Her parents were first time parents and were thoroughly bewildered by the medical mayhem surrounding modern birth. I was 39, very overweight, and very, very anxious and her father was 32 and simply coped as best he could by steadfastly putting one foot in front of the other and looking nowhere else.
Labour started fairly normally, except for the 40 minutes journey into the hospital because we lived rurally. Oh and the fact that she was posterior so I couldn't lay down or sit down. After 10hrs, my labour started going away so I was transferred to another hospital - another 45 minutes away. The ambulance was so crappy, they had to bash the docking clamps of the stretcher on and off with a tire iron. They wouldn't let Ed bring my stuff in the ambulance either so he had to travel behind it, worrying how I was all the way. After a total of 24 hrs in labour and no progress, it was decided that the only way she was going to be born was by c-section.
Amidst the flurry of an emergency C-section, the rain poured down, thunder roared and the lightening flashed outside.
And then after 25hrs, she was finally here...in the world with us. We had waited a long time and it was surreal. But we weren't through the birth experience yet. Almost as soon as I was out of surgery, nearly two hours later, I was clearly in trouble. They couldn't get enough oxygen into my blood so I was on oxygen for a time. Then I went down with childbed fever. For three and half days my temperature peaked and fell, peaked and fell, hitting almost 102 on the highs. And every time it peaked, the 'rigors' would start.

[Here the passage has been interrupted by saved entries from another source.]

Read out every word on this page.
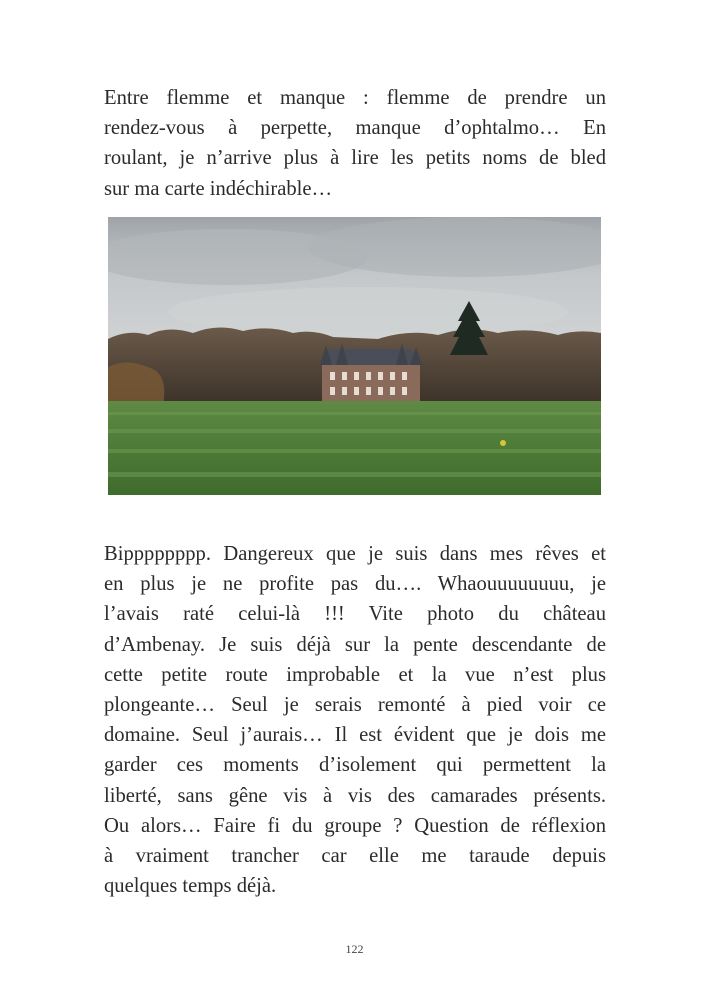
Entre flemme et manque : flemme de prendre un
rendez-vous à perpette, manque d’ophtalmo… En
roulant, je n’arrive plus à lire les petits noms de bled
sur ma carte indéchirable…

Bipppppppp. Dangereux que je suis dans mes rêves et
en plus je ne profite pas du…. Whaouuuuuuuu, je
l’avais raté celui-là !!! Vite photo du château
d’Ambenay. Je suis déjà sur la pente descendante de
cette petite route improbable et la vue n’est plus
plongeante… Seul je serais remonté à pied voir ce
domaine. Seul j’aurais… Il est évident que je dois me
garder ces moments d’isolement qui permettent la
liberté, sans gêne vis à vis des camarades présents.
Ou alors… Faire fi du groupe ? Question de réflexion
à vraiment trancher car elle me taraude depuis
quelques temps déjà.

122
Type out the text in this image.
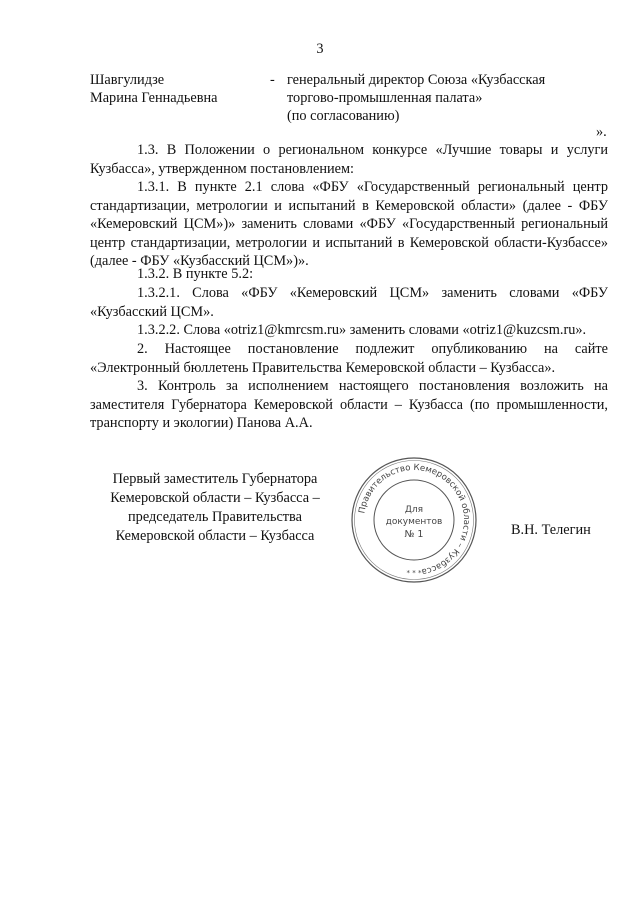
3
Шавгулидзе
Марина Геннадьевна
- генеральный директор Союза «Кузбасская
торгово-промышленная палата»
(по согласованию)
».
1.3. В Положении о региональном конкурсе «Лучшие товары и услуги Кузбасса», утвержденном постановлением:
1.3.1. В пункте 2.1 слова «ФБУ «Государственный региональный центр стандартизации, метрологии и испытаний в Кемеровской области» (далее - ФБУ «Кемеровский ЦСМ»)» заменить словами «ФБУ «Государственный региональный центр стандартизации, метрологии и испытаний в Кемеровской области-Кузбассе» (далее - ФБУ «Кузбасский ЦСМ»)».
1.3.2. В пункте 5.2:
1.3.2.1. Слова «ФБУ «Кемеровский ЦСМ» заменить словами «ФБУ «Кузбасский ЦСМ».
1.3.2.2. Слова «otriz1@kmrcsm.ru» заменить словами «otriz1@kuzcsm.ru».
2. Настоящее постановление подлежит опубликованию на сайте «Электронный бюллетень Правительства Кемеровской области – Кузбасса».
3. Контроль за исполнением настоящего постановления возложить на заместителя Губернатора Кемеровской области – Кузбасса (по промышленности, транспорту и экологии) Панова А.А.
Первый заместитель Губернатора
Кемеровской области – Кузбасса –
председатель Правительства
Кемеровской области – Кузбасса
Правительство Кемеровской области – Кузбасса
* * *
Для
документов
№ 1	В.Н. Телегин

My poor little girl cried and cried but I often couldn't hear her. I think the drugs and the fever changed my smell because I do remember at one stage, every time they brought her near me, she screamed. And my poor husband walked up and down the corridors with her, trying to soothe her. There was nothing to soothe him - they wouldn't even give him a pillow to sleep on. They were feeding her with my milk - even though it was laced with the metrodiazinole that saved my life and I often wonder what it was doing to her little brain. It certainly screwed with mine. I couldn't tell time at all. If someone asked me if I'd had anything to eat - I couldn't tell whether it had been five hours or five minutes. Did you know that you have a little 'timer' in your brain that gives you an indication of how much time has passed? It works even while your asleep - how remarkable. I had so many drips in both hands - I still have scars. When I came out of the fever, I couldn't believe that I had been in the hospital for five days. One day more and the 'miracle of birth' was finally over and we all went home.
I'm sad that the most important event, to happen to her father and I, had such an awful start but in the end - we all came through it. We all survived - mostly intact. And the blessings thereafter have been truly extraordinary.